El parque de atracciones siempre ha sido un lugar fantástico. Pero al contrario de lo que piensan muchos, para mí hay atracciones que son una verdadera tortura más que un divertimento. Una de ellas, aunque suene raro, era la Sala de los Espejos. En ella, los espejos especialmente diseñados, reflejan los cuerpos de la gente, pero deformándolos. Unos nos reflejan muy gordos o bajitos, otros nos hacen aparecer muy delgados, como palillos andantes, etc. Ocurre que la primera vez que entré era muy pequeño y aquellos reflejos, me parecieron monstruos y me dieron mucho miedo, aunque no fueran más que reflejos de mi propia persona.

Las palabra de Dios de hoy se me antoja como esos espejos que muestran cómo se pueden desfigurar y destruir las relaciones de las personas. A diferencia de los espejos del parque de atracciones, los espejos de la palabra de Dios, no deforman la realidad sino que la muestran con toda su crudeza. ¿Cómo puede existir ese odio a José entre sus propios hermanos? Ese odio no viene por la vejación o un maltrato entre ellos,  su raíz es sencillamente la envidia. Como bien definió Sto. Tomás: «la envidia es la tristeza del bien ajeno». Es el mal más antiguo, pues se remonta a los ángeles caídos que se revelaron contra Dios, cuando contemplaron Su predilección por los hombres. La envidia es polilla que corroe el corazón, mata la caridad y se alegra del mal ajeno. José, predilecto de su padre Jacob, y dotado con ese don de profecía en los sueños, era profundamente envidiado por sus hermanos, odiado por ello. De ahí la locura de planear hasta su muerte.

¿Fue la envidia lo que le llevó a Jesús hasta la pasión? Muchos eclesiásticos lo afirmarán. Jesús hoy ve en el corazón de los sumos sacerdotes y fariseos el deseo de apropiarse de la marcha del pueblo elegido de Dios y de sus designios. No pueden soportar que Jesús adquiera sobre sí la autoridad sobre el pueblo y su pastoreo. La viña es mía -afirma Cristo- y vosotros sois mis labradores. ¿Pero por qué tiene que tener Dios el poder sobre la viña si al final soy yo quien la trabajo?

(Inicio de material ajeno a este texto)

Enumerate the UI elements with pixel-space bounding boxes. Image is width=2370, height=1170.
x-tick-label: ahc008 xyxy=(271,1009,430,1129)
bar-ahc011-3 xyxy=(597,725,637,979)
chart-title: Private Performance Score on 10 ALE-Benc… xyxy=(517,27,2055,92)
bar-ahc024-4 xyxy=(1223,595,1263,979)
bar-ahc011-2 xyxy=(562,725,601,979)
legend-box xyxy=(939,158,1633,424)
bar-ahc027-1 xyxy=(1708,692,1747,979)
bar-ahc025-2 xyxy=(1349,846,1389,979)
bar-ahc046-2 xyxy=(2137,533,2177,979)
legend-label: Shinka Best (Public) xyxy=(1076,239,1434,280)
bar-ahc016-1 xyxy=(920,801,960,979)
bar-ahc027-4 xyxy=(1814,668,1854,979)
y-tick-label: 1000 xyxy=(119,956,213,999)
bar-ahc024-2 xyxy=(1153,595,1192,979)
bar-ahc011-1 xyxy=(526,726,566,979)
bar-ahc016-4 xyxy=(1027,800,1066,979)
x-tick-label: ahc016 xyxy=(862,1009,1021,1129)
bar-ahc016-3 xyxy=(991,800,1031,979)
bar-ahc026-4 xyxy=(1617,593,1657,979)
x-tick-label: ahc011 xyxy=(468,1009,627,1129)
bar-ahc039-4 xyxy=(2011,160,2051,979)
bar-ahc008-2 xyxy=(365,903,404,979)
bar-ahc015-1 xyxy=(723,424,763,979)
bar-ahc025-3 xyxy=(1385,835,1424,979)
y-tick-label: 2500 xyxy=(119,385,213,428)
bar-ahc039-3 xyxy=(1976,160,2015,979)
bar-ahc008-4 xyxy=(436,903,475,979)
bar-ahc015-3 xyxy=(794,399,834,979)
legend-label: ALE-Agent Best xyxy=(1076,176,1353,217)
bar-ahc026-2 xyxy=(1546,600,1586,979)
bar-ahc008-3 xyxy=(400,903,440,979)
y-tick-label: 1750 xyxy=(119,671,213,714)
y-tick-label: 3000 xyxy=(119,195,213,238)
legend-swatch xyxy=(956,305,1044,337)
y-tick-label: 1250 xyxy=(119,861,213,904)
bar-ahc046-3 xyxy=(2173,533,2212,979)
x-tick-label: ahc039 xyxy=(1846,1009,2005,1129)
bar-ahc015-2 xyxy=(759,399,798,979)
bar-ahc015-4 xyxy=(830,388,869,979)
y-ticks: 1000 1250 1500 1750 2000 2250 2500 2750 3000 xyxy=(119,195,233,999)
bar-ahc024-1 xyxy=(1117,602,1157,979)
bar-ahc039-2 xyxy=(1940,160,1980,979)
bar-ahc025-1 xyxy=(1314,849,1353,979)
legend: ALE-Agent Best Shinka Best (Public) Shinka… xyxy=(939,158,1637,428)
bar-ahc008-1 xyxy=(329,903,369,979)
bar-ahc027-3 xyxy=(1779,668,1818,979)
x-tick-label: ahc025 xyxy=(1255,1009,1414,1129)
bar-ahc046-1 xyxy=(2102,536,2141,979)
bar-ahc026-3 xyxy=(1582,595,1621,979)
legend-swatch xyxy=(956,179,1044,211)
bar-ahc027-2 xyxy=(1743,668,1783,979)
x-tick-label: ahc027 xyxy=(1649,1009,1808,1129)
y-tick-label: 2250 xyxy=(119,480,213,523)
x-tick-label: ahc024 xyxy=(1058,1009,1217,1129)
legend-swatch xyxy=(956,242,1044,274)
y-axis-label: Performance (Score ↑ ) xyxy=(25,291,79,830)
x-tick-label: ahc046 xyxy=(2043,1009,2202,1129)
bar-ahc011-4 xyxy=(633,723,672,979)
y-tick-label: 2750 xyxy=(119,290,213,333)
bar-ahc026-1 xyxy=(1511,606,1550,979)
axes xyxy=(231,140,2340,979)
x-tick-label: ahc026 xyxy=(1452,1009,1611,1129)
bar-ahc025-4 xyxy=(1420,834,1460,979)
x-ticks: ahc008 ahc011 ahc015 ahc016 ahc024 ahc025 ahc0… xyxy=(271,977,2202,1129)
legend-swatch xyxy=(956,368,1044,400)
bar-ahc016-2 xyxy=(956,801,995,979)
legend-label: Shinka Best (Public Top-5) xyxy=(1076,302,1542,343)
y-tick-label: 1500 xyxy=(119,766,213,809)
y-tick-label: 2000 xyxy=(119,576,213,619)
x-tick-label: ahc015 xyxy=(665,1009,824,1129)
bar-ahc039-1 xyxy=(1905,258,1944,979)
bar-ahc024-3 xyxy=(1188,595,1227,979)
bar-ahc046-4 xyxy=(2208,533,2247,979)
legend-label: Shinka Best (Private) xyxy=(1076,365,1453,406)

En la vida espiritual, esta tentación primigenia está al orden del día. Por una parte el pensar que hay aspectos de mi vida en la que Dios no tiene porqué asomarse. O incluso echarle en cara a Dios la experiencia de nuestra fragilidad y sufrimiento siendo Él nuestro Padre. Por otra parte, están las sutilezas de la envidia en la sociedad, en la vida familiar o comunitaria. Por ejemplo, cuando estamos deseando que nos cuenten las críticas sobre el vecino o nos regodeamos del mal ajeno. Esa molestia que se puede sentir cuando se te acerca esa persona valorada por todos, ese disgusto por ver que a la compañera de catequesis no le falta nunca ningún niño. Ese sentimiento de regocijo que nace en el corazón del párroco cuando empieza a ver que los feligreses de las parroquias vecinas empiezan a venir a sus misas …, etc. ¡Qué descalabro! ¡Es como si el defensa no se alegrara porque el delantero ha metido un gol para su equipo! La envidia es muy egocéntrica e individualista. Pero su final ya lo anuncia Jesús: «se le quitará el reino de Dios y se le dará a quien produzca sus frutos». ¡Cuántos frutos damos, cuando cada uno sabiendo reconocer el bien del otro, trabajamos en la concordia, dentro del mismo equipo, y por un bien para todos! ¡Entonces es cuando convertimos nuestra vida en un pedacito del reino de Dios!